Это был очень важный год. Наполеона отправили в изгнание, его власть сломили. Матери больше не пугали своих детей, говоря им: «Вот придет Бони и унесет тебя!», потому что Бони стал бессильным изгнанником, и даже самый маленький ребенок знал это. Он стал объектом для насмешек, ненависти или жалости, в зависимости от того, как к нему относился тот или иной человек. Непобедимый Веллингтон и усатый Блюхер разгромили его при Ватерлоо, и звезда Бони навсегда закатилась.

«Бони-воин – вчерашний день, Жан-Франсуа», – издевательски распевали ребятишки.

Никогда еще Англия не казалась такой богатой и влиятельной. Гуманитарные науки процветали благодаря утонченному вкусу принца-регента; в истории страны государство редко столь щедро поощряло творческий гений. Теперь, когда слава Франции померкла, нигде в мире не нашлось бы дворца, способного сравниться с Карлтон-хаусом; а «Павильон» в Брайтоне, эта феерия в восточном духе, не имел себе равных, хотя своим замыслом он, возможно, и был обязан китайским художникам.

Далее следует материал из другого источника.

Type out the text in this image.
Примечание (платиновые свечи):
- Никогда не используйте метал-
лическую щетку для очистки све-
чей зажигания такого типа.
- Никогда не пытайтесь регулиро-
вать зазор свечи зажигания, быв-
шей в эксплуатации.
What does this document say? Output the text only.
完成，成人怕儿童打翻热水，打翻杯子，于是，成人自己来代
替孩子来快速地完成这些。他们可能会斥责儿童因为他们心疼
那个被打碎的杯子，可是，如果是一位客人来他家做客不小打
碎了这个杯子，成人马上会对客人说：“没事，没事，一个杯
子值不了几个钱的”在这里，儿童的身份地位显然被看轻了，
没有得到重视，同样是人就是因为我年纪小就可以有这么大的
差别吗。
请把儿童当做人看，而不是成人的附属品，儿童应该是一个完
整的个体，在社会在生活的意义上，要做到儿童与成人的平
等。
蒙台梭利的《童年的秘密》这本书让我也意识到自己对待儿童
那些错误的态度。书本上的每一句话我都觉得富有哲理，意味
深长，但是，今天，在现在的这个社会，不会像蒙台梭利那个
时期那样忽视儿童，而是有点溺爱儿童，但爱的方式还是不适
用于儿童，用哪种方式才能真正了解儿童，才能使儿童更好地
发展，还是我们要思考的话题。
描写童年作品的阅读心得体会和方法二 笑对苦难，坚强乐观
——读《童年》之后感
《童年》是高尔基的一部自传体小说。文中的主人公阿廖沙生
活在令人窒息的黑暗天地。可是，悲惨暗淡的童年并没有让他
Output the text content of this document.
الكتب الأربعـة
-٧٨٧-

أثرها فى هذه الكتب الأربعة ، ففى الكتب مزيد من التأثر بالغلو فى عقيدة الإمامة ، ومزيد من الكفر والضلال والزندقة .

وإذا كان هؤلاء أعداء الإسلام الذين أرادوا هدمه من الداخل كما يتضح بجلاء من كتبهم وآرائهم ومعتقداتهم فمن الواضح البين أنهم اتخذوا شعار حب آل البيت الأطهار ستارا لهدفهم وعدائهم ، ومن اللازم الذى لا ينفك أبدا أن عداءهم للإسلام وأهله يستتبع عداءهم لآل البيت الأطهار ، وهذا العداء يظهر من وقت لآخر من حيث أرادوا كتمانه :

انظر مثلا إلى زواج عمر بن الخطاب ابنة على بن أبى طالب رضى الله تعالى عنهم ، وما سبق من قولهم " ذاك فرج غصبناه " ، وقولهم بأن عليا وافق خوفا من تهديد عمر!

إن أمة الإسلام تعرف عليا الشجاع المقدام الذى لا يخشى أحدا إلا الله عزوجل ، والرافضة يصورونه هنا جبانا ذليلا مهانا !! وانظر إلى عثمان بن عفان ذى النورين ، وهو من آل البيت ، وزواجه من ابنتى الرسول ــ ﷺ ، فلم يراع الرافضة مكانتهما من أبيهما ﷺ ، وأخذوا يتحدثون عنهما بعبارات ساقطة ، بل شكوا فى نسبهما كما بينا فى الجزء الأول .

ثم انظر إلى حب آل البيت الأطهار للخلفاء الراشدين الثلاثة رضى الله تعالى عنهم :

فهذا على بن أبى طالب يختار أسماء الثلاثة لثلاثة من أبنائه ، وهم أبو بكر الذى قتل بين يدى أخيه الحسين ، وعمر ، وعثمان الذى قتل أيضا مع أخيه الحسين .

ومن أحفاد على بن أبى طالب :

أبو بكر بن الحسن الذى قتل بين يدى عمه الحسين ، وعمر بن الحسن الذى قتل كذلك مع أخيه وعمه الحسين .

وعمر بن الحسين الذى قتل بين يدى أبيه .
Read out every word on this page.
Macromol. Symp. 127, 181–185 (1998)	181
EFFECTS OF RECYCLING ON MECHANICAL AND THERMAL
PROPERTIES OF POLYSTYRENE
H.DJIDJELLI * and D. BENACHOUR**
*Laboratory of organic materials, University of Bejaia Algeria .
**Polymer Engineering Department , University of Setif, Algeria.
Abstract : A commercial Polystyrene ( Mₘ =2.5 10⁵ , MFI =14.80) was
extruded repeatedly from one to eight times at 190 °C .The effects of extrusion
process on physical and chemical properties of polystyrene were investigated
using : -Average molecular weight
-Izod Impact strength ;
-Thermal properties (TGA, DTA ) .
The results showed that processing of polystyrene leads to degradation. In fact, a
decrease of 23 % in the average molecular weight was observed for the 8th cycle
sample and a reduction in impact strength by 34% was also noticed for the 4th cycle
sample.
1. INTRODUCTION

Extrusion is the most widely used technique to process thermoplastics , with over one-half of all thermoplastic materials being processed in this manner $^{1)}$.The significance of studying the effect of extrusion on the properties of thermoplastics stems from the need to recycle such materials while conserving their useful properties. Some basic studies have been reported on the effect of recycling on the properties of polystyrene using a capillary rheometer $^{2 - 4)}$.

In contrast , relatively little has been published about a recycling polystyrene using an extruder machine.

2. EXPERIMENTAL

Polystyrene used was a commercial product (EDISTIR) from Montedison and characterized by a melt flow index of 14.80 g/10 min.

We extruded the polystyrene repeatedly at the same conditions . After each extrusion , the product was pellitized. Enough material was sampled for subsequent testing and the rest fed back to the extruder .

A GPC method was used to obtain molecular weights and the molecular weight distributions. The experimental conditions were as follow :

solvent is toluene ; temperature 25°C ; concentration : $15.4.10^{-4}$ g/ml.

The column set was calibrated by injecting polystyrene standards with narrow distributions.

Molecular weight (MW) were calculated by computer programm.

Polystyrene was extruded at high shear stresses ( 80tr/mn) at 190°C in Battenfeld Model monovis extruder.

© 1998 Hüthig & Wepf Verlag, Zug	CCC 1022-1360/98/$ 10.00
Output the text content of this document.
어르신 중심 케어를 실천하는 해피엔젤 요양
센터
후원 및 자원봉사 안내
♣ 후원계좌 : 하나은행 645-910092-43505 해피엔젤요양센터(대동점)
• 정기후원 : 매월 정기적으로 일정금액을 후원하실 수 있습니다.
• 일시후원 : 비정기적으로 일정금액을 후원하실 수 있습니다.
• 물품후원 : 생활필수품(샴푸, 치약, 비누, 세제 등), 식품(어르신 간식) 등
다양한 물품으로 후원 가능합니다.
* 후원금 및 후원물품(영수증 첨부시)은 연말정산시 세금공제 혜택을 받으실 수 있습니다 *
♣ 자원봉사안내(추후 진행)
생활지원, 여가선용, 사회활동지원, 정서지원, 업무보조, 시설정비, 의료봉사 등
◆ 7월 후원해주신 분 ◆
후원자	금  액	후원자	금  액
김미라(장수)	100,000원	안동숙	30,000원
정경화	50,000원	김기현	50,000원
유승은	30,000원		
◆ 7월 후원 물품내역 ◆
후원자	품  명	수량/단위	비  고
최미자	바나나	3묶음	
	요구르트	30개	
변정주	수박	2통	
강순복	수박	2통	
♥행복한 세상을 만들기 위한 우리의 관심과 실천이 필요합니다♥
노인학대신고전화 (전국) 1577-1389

Внешний блеск соответствовал славе. Мир не знал второй такой мощной державы, и вместе с тем недалеко от Карл-тон-хауса, в лачугах Севен Дайалз, люди умирали от голода; бремя национального долга стало непосильным; ткачи Манчестера бунтовали против установки станков, и голодные толпы шли на Лондон, сжигая по пути сено на полях и угрожающе распевая «Марсельезу». Ни один из членов королевской семьи никогда не забывал об ужасной участи, постигшей их родственников на другом берегу Ла-Манша: зверская жестокость, убийства, падение режима и последовавший за этим хаос – это была самая кровавая революция, какую когда-либо знал мир.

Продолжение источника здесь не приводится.